Esquina maldita, de Paulo César Teixeira

Delicioso relato sobre uma das mais frutíferas esquinas de Porto Alegre. No encontro entre as avenidas Osvaldo Aranha e Sarmento Leite, havia quatro bares que eram frequentados por universitários e intelectuais durante as décadas de 60 e 70. Dentre eles, havia um jovem homônimo que por ali esteve em incontáveis noites entre os anos de 1975 e 1982, sempre fiel ao Alaska e a seu garçom Isake, todos abençoados pelo seu Alfredo, que comandava tudo lá do fundo. Esquina Maldita (Libretos, 2012, 215 páginas) analisa cada um dos bares, suas histórias, características e personagens. Considerando o que é hoje a vida cultural de Porto Alegre, pode-se dizer sem exageros que quase todo mundo que hoje tem entre 50 e 70 anos formou-se na Esquina, mais exatamente no Alaska. Como escreve o autor Paulo César Teixeira, havia dois grandes grupos naqueles bares: o dos que pretendiam transformar o mundo e o dos que propunham revolucionar a própria vida. Diria que havia um terceiro, o dos agentes da ditadura, que nos visitavam, revisitavam e revistavam-nos com enorme frequência. Foi uma época da qual não me arrependo.
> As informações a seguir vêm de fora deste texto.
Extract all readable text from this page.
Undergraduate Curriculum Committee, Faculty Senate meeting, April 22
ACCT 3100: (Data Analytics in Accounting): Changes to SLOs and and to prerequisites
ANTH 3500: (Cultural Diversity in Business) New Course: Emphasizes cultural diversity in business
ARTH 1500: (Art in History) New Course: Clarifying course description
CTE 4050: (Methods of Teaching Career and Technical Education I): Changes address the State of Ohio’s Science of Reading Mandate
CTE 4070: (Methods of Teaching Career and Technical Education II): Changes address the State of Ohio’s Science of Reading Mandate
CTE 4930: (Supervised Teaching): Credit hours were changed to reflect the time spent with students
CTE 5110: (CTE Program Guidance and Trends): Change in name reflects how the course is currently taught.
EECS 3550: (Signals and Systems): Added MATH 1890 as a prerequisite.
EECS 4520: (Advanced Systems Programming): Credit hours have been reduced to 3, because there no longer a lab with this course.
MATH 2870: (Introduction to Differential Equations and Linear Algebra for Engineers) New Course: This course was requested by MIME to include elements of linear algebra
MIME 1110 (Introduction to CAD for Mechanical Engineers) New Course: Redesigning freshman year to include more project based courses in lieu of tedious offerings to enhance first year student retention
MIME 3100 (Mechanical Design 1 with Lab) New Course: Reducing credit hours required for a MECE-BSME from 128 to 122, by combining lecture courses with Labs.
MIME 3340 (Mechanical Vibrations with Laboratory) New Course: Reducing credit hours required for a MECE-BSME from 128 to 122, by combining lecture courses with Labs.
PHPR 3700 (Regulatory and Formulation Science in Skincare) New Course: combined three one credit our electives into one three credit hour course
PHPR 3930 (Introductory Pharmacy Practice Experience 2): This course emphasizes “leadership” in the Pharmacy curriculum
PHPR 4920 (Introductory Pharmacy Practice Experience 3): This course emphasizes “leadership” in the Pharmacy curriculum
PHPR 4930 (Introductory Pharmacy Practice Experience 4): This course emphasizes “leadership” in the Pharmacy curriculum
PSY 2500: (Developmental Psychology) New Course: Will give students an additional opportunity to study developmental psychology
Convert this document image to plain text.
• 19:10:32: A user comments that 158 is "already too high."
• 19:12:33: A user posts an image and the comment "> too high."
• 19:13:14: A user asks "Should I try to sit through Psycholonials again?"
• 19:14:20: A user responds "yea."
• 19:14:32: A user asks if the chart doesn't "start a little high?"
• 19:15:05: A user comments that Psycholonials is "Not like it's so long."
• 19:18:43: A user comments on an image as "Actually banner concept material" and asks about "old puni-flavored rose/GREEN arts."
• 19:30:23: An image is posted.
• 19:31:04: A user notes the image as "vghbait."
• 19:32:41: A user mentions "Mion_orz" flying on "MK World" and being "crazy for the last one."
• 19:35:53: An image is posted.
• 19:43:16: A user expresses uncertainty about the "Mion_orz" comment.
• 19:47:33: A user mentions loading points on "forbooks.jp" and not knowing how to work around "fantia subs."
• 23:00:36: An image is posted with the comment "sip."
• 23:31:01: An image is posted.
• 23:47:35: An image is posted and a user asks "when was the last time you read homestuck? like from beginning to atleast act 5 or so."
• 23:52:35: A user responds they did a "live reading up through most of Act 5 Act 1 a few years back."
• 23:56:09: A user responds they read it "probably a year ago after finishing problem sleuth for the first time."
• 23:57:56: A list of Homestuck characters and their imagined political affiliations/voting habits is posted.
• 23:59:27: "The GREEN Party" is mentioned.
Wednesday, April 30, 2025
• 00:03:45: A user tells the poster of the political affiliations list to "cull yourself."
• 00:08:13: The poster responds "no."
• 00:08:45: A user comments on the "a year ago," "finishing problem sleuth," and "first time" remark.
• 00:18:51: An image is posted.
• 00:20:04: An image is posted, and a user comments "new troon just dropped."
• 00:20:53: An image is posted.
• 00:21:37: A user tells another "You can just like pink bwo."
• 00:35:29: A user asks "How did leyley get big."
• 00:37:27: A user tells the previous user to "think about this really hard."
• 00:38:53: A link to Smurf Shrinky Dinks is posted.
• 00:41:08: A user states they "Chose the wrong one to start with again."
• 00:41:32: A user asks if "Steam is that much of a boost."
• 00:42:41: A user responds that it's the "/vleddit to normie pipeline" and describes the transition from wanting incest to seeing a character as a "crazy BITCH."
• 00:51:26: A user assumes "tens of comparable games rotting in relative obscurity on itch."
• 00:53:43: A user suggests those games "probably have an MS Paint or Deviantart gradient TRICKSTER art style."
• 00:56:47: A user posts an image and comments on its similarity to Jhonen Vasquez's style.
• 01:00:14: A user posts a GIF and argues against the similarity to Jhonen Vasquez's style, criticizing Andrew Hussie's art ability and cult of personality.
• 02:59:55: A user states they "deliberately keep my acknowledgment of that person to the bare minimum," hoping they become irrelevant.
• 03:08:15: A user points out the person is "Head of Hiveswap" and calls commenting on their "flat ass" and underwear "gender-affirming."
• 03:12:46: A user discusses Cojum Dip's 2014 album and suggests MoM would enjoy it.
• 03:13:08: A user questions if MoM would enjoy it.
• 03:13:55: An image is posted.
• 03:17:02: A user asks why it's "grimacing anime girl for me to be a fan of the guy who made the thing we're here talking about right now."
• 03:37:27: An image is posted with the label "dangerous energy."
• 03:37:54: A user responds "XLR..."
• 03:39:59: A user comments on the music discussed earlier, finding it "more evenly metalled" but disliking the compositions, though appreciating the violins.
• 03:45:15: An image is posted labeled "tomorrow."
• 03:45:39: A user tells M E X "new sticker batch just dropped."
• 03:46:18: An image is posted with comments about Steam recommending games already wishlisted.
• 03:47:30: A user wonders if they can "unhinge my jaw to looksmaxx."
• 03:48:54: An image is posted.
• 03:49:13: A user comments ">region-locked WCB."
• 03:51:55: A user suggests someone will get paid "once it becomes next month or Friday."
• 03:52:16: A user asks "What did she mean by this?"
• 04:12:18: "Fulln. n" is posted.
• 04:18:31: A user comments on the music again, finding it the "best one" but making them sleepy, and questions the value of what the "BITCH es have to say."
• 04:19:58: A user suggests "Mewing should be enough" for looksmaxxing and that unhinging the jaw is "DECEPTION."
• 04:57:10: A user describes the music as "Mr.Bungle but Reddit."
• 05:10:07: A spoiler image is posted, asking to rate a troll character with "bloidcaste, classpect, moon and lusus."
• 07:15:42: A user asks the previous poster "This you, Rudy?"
Minha memória conta que eu ficava entre os dois grupos descritos pelo Paulo. Estava encantado pela recém descoberta liberdade sexual e mobilizado pela necessidade de mudar o país. Muitos de meus parceiros de mesa foram para a luta armada; outros não. O jornalista Carlos Leonam inventou um termo genial para caracterizar “o meu tipinho”: eu fazia parte da esquerda festiva — estudantes, artistas e intelectuais que davam palpites sobre tudo e brigavam com aqueles que tomavam parte em ações contra o regime militar, defendendo outros gêneros de mobilizações. Hoje, ânimo serenado, admito que preferia derrubar o governo em bares e festas, às vezes aos cochichos para que os possíveis ratos não ouvissem, às vezes em brindes ruidosos. Depois, com os anos, as mulheres começaram a aparecer por lá e a expressão de Leonam deveria ser de alguma forma ampliada.

Sim, tergiverso. Afinal, estou aqui é para dizer que Esquina Maldita é uma belíssima crônica de uma época que mudou a cara de Porto Alegre. Talvez isso sirva como espantalho para meus sete leitores, mas confessarei: fui entrevistado durante a pesquisa de Paulo César e estou lá em três trechos.

(Acho que aprendi a falar sobre literatura dentro do Alaska. Saía de lá quase todas as noites discutindo alguma coisa pela Osvaldo Aranha. Lembro de observar, bêbado, as palmeiras ao vento, iluminadas. Lembro de muito mais. Inclusive de discutir Faulkner com uma menina loira nos anos 70. Eu era razoavelmente efetivo porém tímido — ou enrolado. Quando chegamos à aquele ponto onde a Osvaldo Aranha entorta, próximo da Garibaldi, ela me disse para eu parar de falar de Luz em Agosto e de O Som e a Fúria. Em seguida, perguntou quando nós iríamos para “as vias de fato”. Assim era a Esquina Maldita).

Ontem foi a noite de autógrafos do livro — estive lá. Hoje, há o complemento necessário: um pós-lançamento no Bar do Marinho (Sarmento Leite, 964). O evento está recebendo o nome de Confraternização e Homenagem ao Isake, o genial e memorioso garçom do Alaska.